Speaking on the occasion, Dr Shabina Raza, Country Director of Nutrition International, said the nutritional needs of women, especially during pregnancy, are of the utmost importance. Evidence suggests that pregnant women who received nutritional counseling from healthcare providers showed positive changes in their eating behavior compared to those who did not. The 2018 National Nutrition Survey shows that only 15% of women receive nutritional advice and only 7% receive breastfeeding advice. She highlighted the need to build the capacity and guidance of health professionals on nutrition counselling.
Highlighting Nutrition International’s commitment to tackling maternal malnutrition in the country, Dr Raza said: “This year marks 30 years of Nutrition International’s work to transform people’s lives – especially women, adolescent girls and children – by improving their nutritional status“. Nutrition International works with federal and provincial governments to improve maternal nutrition outcomes through a combination of approaches; iron-folic acid supplementation, multi-micronutrient supplementation and nutritional counseling in addition to large-scale food fortification. By 2030, we have pledged to prevent at least 60 million cases of anemia worldwide, which heavily affects women, adolescent girls and children, she added.

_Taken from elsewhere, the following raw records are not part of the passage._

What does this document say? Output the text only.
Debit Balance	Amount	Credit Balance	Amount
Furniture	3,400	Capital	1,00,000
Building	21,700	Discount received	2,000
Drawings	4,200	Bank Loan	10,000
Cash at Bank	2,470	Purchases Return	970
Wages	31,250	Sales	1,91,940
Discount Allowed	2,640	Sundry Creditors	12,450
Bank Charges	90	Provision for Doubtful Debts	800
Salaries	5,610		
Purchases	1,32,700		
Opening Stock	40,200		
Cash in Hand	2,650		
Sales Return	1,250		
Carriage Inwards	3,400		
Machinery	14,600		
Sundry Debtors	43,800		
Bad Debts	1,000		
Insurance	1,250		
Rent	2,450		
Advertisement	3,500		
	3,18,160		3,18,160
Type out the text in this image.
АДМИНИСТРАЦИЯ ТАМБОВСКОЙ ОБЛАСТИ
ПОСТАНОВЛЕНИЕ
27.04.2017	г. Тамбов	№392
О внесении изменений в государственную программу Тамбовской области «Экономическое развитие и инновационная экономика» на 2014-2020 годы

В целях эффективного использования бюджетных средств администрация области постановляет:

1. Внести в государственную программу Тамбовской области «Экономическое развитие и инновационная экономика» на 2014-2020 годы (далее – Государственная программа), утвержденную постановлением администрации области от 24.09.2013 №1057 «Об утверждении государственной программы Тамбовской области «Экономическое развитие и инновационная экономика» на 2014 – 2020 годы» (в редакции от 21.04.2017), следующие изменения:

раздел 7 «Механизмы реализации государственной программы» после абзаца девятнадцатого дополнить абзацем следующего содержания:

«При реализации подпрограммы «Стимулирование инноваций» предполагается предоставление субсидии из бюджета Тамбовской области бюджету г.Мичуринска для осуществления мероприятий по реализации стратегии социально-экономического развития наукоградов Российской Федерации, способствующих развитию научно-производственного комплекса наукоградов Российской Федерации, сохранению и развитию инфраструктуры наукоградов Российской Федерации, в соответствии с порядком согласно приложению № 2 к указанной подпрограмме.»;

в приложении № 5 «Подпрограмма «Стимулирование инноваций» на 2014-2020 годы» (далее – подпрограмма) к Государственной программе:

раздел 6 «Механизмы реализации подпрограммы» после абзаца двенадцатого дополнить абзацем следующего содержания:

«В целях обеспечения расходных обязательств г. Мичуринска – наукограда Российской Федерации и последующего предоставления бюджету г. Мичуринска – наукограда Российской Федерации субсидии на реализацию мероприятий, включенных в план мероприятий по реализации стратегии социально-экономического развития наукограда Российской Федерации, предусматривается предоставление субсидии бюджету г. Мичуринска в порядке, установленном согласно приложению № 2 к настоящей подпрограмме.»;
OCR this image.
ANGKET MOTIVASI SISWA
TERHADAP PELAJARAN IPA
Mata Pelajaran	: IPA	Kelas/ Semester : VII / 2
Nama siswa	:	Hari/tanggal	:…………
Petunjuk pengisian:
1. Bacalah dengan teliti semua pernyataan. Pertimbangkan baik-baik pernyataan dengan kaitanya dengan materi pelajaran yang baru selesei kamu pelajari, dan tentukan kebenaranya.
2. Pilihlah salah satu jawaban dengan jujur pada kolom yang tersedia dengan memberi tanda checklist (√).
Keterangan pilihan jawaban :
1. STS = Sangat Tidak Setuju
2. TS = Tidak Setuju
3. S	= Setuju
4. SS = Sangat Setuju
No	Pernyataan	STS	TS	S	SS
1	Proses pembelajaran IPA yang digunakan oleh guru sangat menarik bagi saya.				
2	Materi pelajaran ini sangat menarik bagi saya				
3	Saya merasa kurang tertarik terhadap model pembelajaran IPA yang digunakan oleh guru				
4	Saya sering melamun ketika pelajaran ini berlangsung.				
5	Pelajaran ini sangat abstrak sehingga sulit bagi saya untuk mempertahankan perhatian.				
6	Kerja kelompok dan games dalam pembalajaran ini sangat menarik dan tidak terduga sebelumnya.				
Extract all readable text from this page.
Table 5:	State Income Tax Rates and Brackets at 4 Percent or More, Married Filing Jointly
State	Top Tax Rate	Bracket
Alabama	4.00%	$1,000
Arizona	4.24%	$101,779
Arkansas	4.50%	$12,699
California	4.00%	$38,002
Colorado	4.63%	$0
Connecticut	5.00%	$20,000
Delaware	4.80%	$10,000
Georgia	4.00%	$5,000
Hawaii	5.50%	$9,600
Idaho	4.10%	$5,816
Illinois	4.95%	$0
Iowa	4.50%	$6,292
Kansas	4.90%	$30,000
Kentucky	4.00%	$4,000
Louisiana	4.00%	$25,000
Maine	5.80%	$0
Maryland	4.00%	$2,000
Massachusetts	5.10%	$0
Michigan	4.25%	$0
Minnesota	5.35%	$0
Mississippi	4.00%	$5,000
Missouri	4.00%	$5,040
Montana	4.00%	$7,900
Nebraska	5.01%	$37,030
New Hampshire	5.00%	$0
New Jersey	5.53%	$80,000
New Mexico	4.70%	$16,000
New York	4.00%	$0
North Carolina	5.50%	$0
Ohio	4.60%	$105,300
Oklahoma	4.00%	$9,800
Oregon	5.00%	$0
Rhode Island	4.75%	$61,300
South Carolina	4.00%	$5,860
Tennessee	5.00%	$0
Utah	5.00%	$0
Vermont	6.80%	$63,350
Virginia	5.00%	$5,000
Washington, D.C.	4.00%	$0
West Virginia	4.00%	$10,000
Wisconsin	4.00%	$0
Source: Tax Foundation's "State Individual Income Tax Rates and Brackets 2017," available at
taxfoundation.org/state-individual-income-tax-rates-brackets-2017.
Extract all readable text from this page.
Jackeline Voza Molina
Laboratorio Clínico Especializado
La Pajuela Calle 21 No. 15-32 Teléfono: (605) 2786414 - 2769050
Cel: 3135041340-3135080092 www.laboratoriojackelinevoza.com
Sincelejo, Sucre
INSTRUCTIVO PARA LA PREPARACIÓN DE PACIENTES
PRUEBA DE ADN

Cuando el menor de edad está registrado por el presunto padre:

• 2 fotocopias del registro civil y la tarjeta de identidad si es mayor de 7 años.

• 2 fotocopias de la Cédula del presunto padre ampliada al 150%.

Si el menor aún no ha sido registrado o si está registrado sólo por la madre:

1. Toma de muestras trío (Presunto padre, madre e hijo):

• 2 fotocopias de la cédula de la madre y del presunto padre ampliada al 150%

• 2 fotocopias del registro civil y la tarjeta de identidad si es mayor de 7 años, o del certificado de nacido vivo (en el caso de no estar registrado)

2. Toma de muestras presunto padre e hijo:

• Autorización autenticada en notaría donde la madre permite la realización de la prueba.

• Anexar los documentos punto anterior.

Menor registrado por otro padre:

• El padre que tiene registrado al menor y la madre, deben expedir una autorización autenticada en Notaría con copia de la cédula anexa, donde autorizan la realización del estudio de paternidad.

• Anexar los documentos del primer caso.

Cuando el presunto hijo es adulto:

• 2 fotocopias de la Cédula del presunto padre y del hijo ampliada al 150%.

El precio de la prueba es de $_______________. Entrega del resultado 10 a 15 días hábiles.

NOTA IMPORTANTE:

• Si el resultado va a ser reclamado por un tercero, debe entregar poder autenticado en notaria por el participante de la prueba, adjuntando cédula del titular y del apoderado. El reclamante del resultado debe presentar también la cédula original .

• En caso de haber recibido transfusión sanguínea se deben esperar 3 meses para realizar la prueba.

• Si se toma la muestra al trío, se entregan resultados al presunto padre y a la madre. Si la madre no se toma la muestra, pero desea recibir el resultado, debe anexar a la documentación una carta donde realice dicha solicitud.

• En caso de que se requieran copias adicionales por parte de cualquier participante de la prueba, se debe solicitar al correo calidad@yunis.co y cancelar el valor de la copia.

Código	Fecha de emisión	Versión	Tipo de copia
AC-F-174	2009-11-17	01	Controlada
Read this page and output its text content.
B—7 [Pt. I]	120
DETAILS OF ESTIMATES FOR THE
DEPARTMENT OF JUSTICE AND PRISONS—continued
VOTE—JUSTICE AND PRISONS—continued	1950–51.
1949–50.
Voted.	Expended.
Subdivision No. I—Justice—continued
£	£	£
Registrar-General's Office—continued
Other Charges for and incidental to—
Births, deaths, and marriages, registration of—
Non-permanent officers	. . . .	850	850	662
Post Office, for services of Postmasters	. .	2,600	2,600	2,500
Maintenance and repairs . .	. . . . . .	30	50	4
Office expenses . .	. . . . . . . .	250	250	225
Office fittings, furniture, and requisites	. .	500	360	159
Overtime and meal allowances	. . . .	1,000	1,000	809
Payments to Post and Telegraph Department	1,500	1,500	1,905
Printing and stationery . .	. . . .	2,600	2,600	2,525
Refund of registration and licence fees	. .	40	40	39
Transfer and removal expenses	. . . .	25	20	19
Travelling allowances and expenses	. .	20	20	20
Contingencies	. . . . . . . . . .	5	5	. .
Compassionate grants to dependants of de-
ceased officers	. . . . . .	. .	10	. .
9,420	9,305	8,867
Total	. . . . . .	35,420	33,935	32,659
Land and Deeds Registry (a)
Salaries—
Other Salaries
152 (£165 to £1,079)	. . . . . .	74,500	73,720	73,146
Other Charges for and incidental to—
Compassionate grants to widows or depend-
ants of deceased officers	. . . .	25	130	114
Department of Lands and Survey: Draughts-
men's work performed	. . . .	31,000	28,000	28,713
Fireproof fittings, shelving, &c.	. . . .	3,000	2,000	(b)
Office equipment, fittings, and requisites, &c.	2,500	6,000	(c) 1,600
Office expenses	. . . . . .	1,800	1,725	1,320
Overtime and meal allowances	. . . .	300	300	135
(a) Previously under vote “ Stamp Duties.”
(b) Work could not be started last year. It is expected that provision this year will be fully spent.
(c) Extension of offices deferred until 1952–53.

Dr. Baseer Khan Achakzai, Director of Health and Nutrition Program, MNHSR&C pointed out that nearly half of women and children in Pakistan are malnourished, with 14% of women of reproductive age undernourished and over 42% anemic. Health professionals have the time and opportunity to assess, diagnose, categorize and prescribe the best solution to address maternal malnutrition, especially during antenatal care and postnatal care for women and their families . Recognizing the economic and public health implications of malnutrition among FAPs – the importance of maternal nutrition and its impact on reducing child stunting and wasting, the Pakistani government has developed a national strategy maternal nutrition for Pakistan, he added.
The Government of Pakistan has developed the National Multisectoral Nutrition Strategy and Action Plan, Provincial Multisectoral Nutrition Strategies and other sectoral policies/strategies to address malnutrition among women and children by mainstreaming nutrition in multisectoral programs. Due to the COVID pandemic followed by flood-related emergencies, the malnutrition situation in Pakistan has worsened, calling for prioritization of emergencies by all, especially health professionals.
Field experts from implementation programs, universities, and researchers shed light on opportunities for how health professionals can best play their part in advancing the maternal nutrition agenda and overcoming gaps that must be filled, in order to break the vicious intergenerational cycle of malnutrition.